OneWeb plans to shift manufacturing from US to UK
A OneWeb satellite is displayed on the opening day of the Story of a Satellite summer exhibition at Spaceport Cornwall on August 2, 2021 in Newquay, England. (Photo by Hugh Hastings/Getty Images)
GLOBAL telecoms network operator OneWeb – which is backed by India’s Bharti Enterprises – has unveiled plans to start building its satellites in the UK by 2025.
It currently has a manufacturing facility in a joint venture with Airbus’ defence and space arm in Florida.
OneWeb’s head of government affairs, Chris McLaughlin told the Commons science and technology committee that the shifting of its manufacturing across the Atlantic could cost £2.2 billion.
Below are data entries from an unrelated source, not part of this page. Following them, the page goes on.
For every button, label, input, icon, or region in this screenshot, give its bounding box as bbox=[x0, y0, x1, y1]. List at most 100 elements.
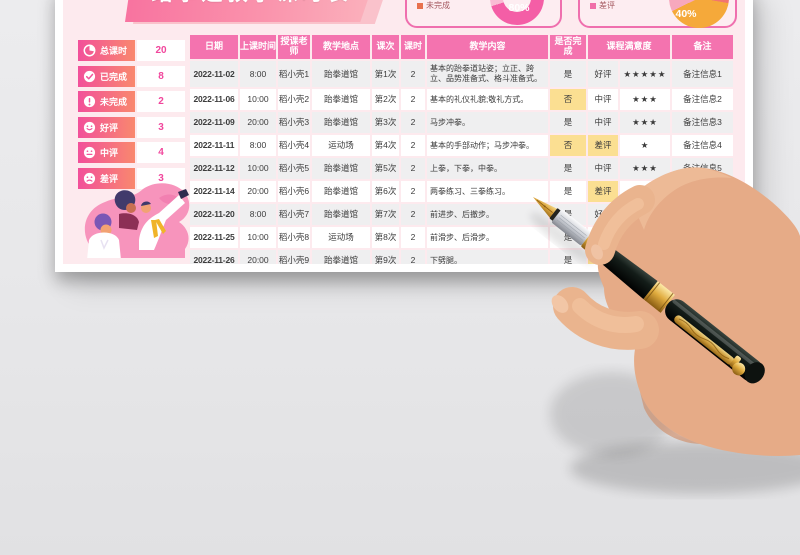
header-done[interactable]: 是否完成 bbox=[550, 35, 586, 59]
cell-time[interactable]: 10:00 bbox=[240, 158, 276, 179]
cell-note[interactable]: 备注信息2 bbox=[672, 89, 733, 110]
cell-date[interactable]: 2022-11-02 bbox=[190, 61, 238, 87]
cell-content[interactable]: 基本的手部动作；马步冲拳。 bbox=[427, 135, 548, 156]
cell-content[interactable]: 下劈腿。 bbox=[427, 250, 548, 264]
cell-place[interactable]: 跆拳道馆 bbox=[312, 181, 370, 202]
cell-hours[interactable]: 2 bbox=[401, 227, 425, 248]
cell-content[interactable]: 基本的跆拳道站姿；立正、跨立、品势准备式、格斗准备式。 bbox=[427, 61, 548, 87]
cell-stars[interactable]: ★★★ bbox=[620, 158, 670, 179]
cell-place[interactable]: 跆拳道馆 bbox=[312, 204, 370, 225]
cell-stars[interactable]: ★★★★★ bbox=[620, 61, 670, 87]
cell-session[interactable]: 第1次 bbox=[372, 61, 399, 87]
cell-stars[interactable]: ★ bbox=[620, 135, 670, 156]
cell-done[interactable]: 是 bbox=[550, 158, 586, 179]
cell-place[interactable]: 跆拳道馆 bbox=[312, 89, 370, 110]
stat-total-hours[interactable]: 总课时 20 bbox=[78, 40, 185, 61]
cell-hours[interactable]: 2 bbox=[401, 135, 425, 156]
cell-teacher[interactable]: 稻小壳7 bbox=[278, 204, 310, 225]
cell-hours[interactable]: 2 bbox=[401, 158, 425, 179]
header-content[interactable]: 教学内容 bbox=[427, 35, 548, 59]
cell-date[interactable]: 2022-11-25 bbox=[190, 227, 238, 248]
cell-hours[interactable]: 2 bbox=[401, 112, 425, 133]
cell-teacher[interactable]: 稻小壳8 bbox=[278, 227, 310, 248]
stat-uncompleted[interactable]: 未完成 2 bbox=[78, 91, 185, 112]
cell-place[interactable]: 运动场 bbox=[312, 227, 370, 248]
cell-rating[interactable]: 好评 bbox=[588, 61, 618, 87]
cell-done[interactable]: 是 bbox=[550, 61, 586, 87]
stat-good-reviews[interactable]: 好评 3 bbox=[78, 116, 185, 138]
cell-session[interactable]: 第3次 bbox=[372, 112, 399, 133]
cell-content[interactable]: 前进步、后撤步。 bbox=[427, 204, 548, 225]
cell-time[interactable]: 8:00 bbox=[240, 135, 276, 156]
cell-place[interactable]: 运动场 bbox=[312, 135, 370, 156]
cell-place[interactable]: 跆拳道馆 bbox=[312, 158, 370, 179]
cell-teacher[interactable]: 稻小壳9 bbox=[278, 250, 310, 264]
cell-hours[interactable]: 2 bbox=[401, 89, 425, 110]
cell-content[interactable]: 基本的礼仪礼貌;敬礼方式。 bbox=[427, 89, 548, 110]
cell-date[interactable]: 2022-11-09 bbox=[190, 112, 238, 133]
cell-place[interactable]: 跆拳道馆 bbox=[312, 250, 370, 264]
cell-note[interactable]: 备注信息3 bbox=[672, 112, 733, 133]
cell-hours[interactable]: 2 bbox=[401, 204, 425, 225]
cell-date[interactable]: 2022-11-06 bbox=[190, 89, 238, 110]
cell-time[interactable]: 10:00 bbox=[240, 227, 276, 248]
header-note[interactable]: 备注 bbox=[672, 35, 733, 59]
cell-rating[interactable]: 中评 bbox=[588, 89, 618, 110]
cell-hours[interactable]: 2 bbox=[401, 181, 425, 202]
cell-rating[interactable]: 中评 bbox=[588, 112, 618, 133]
cell-session[interactable]: 第6次 bbox=[372, 181, 399, 202]
header-session[interactable]: 课次 bbox=[372, 35, 399, 59]
cell-done[interactable]: 否 bbox=[550, 89, 586, 110]
cell-teacher[interactable]: 稻小壳4 bbox=[278, 135, 310, 156]
cell-teacher[interactable]: 稻小壳1 bbox=[278, 61, 310, 87]
cell-done[interactable]: 是 bbox=[550, 112, 586, 133]
cell-teacher[interactable]: 稻小壳6 bbox=[278, 181, 310, 202]
cell-date[interactable]: 2022-11-11 bbox=[190, 135, 238, 156]
cell-time[interactable]: 8:00 bbox=[240, 204, 276, 225]
cell-place[interactable]: 跆拳道馆 bbox=[312, 112, 370, 133]
cell-time[interactable]: 20:00 bbox=[240, 250, 276, 264]
cell-hours[interactable]: 2 bbox=[401, 61, 425, 87]
cell-teacher[interactable]: 稻小壳5 bbox=[278, 158, 310, 179]
cell-time[interactable]: 20:00 bbox=[240, 181, 276, 202]
cell-content[interactable]: 马步冲拳。 bbox=[427, 112, 548, 133]
header-satisfaction[interactable]: 课程满意度 bbox=[588, 35, 670, 59]
cell-done[interactable]: 否 bbox=[550, 135, 586, 156]
cell-time[interactable]: 8:00 bbox=[240, 61, 276, 87]
cell-note[interactable]: 备注信息4 bbox=[672, 135, 733, 156]
cell-content[interactable]: 两拳练习、三拳练习。 bbox=[427, 181, 548, 202]
cell-session[interactable]: 第8次 bbox=[372, 227, 399, 248]
cell-stars[interactable]: ★★★ bbox=[620, 89, 670, 110]
cell-teacher[interactable]: 稻小壳2 bbox=[278, 89, 310, 110]
stat-completed[interactable]: 已完成 8 bbox=[78, 65, 185, 87]
header-hours[interactable]: 课时 bbox=[401, 35, 425, 59]
cell-date[interactable]: 2022-11-26 bbox=[190, 250, 238, 264]
cell-rating[interactable]: 差评 bbox=[588, 135, 618, 156]
cell-date[interactable]: 2022-11-14 bbox=[190, 181, 238, 202]
cell-session[interactable]: 第2次 bbox=[372, 89, 399, 110]
cell-content[interactable]: 上拳，下拳，中拳。 bbox=[427, 158, 548, 179]
cell-time[interactable]: 20:00 bbox=[240, 112, 276, 133]
cell-content[interactable]: 前滑步、后滑步。 bbox=[427, 227, 548, 248]
cell-date[interactable]: 2022-11-12 bbox=[190, 158, 238, 179]
header-date[interactable]: 日期 bbox=[190, 35, 238, 59]
cell-session[interactable]: 第9次 bbox=[372, 250, 399, 264]
header-place[interactable]: 教学地点 bbox=[312, 35, 370, 59]
header-time[interactable]: 上课时间 bbox=[240, 35, 276, 59]
cell-rating[interactable]: 差评 bbox=[588, 181, 618, 202]
stat-bad-reviews[interactable]: 差评 3 bbox=[78, 167, 185, 189]
cell-session[interactable]: 第4次 bbox=[372, 135, 399, 156]
cell-teacher[interactable]: 稻小壳3 bbox=[278, 112, 310, 133]
cell-note[interactable]: 备注信息1 bbox=[672, 61, 733, 87]
cell-session[interactable]: 第5次 bbox=[372, 158, 399, 179]
cell-done[interactable]: 是 bbox=[550, 181, 586, 202]
cell-time[interactable]: 10:00 bbox=[240, 89, 276, 110]
cell-date[interactable]: 2022-11-20 bbox=[190, 204, 238, 225]
cell-rating[interactable]: 中评 bbox=[588, 158, 618, 179]
cell-hours[interactable]: 2 bbox=[401, 250, 425, 264]
cell-stars[interactable]: ★★★ bbox=[620, 112, 670, 133]
cell-session[interactable]: 第7次 bbox=[372, 204, 399, 225]
stat-medium-reviews[interactable]: 中评 4 bbox=[78, 142, 185, 163]
header-teacher[interactable]: 授课老师 bbox=[278, 35, 310, 59]
cell-place[interactable]: 跆拳道馆 bbox=[312, 61, 370, 87]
He said the funds could be raised via debt or it could be partly financed by the company’s revenues, without the government having to chip in.
The proposed shifting of OneWeb’s manufacturing base could result in the company splitting from Airbus, a Telegraph report said.
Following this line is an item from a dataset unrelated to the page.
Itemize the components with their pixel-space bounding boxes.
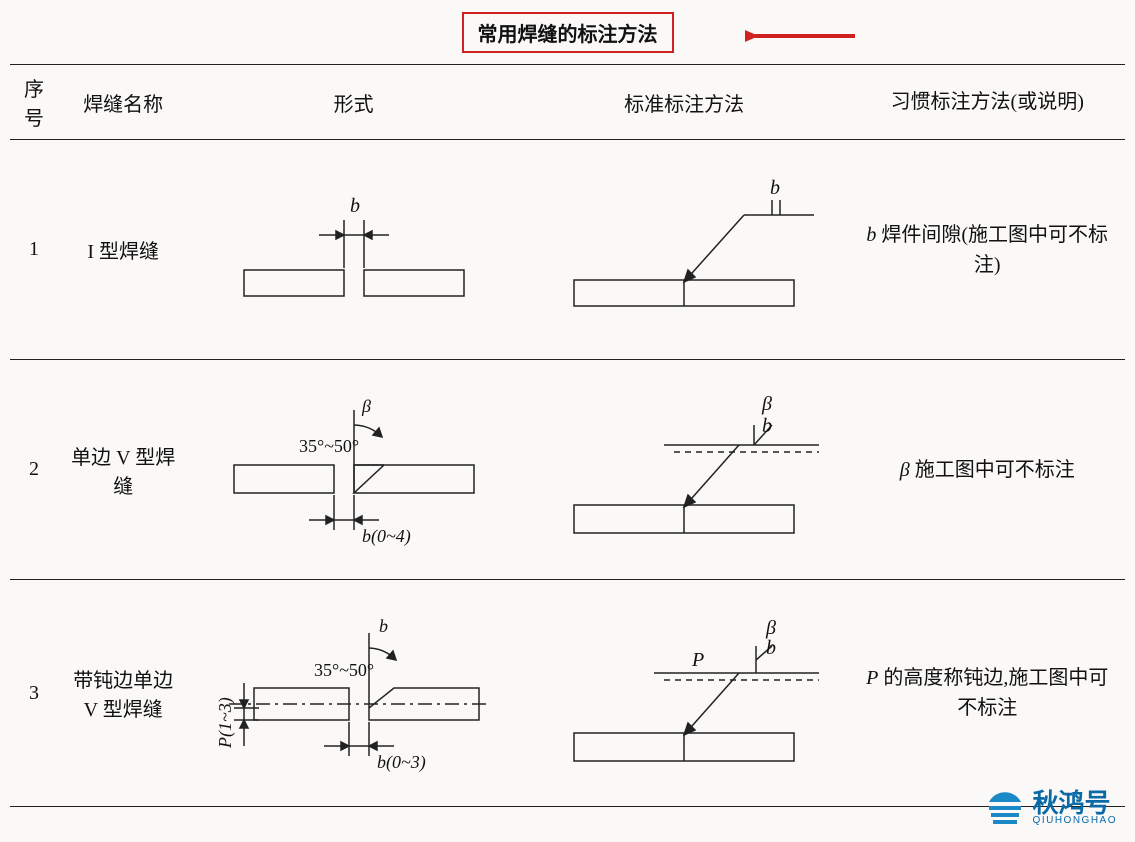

Bharti and the UK government infused capital into OneWeb to rescue it from bankruptcy last year. It also received additional investments from France’s Eutelsat, SoftBank and Hughes Network Group to strengthen its finances.
While Bharti is the largest shareholder in the London-headquartered company, the British government has a 24 per cent stake with a “golden share”.
With plans to have 588 low Earth orbit (LEO) satellites by the middle of next year, it is testing its services in Alaska ahead of a commercial launch.
OneWeb is also working with BT on launching a satellite internet service in the UK, the report said.
As satellites have a lifespan of six to seven years, OneWeb is working on a second-generation that would help the company foray into satellite navigation signal service.
It recently partnered with Neom Tech & Digital Holding Company in a £145.6m deal to bring high-speed connectivity to Saudi Arabia.
In October, OneWeb signed an agreement with Indian space agency Isro to use its facilities to launch satellites in 2022.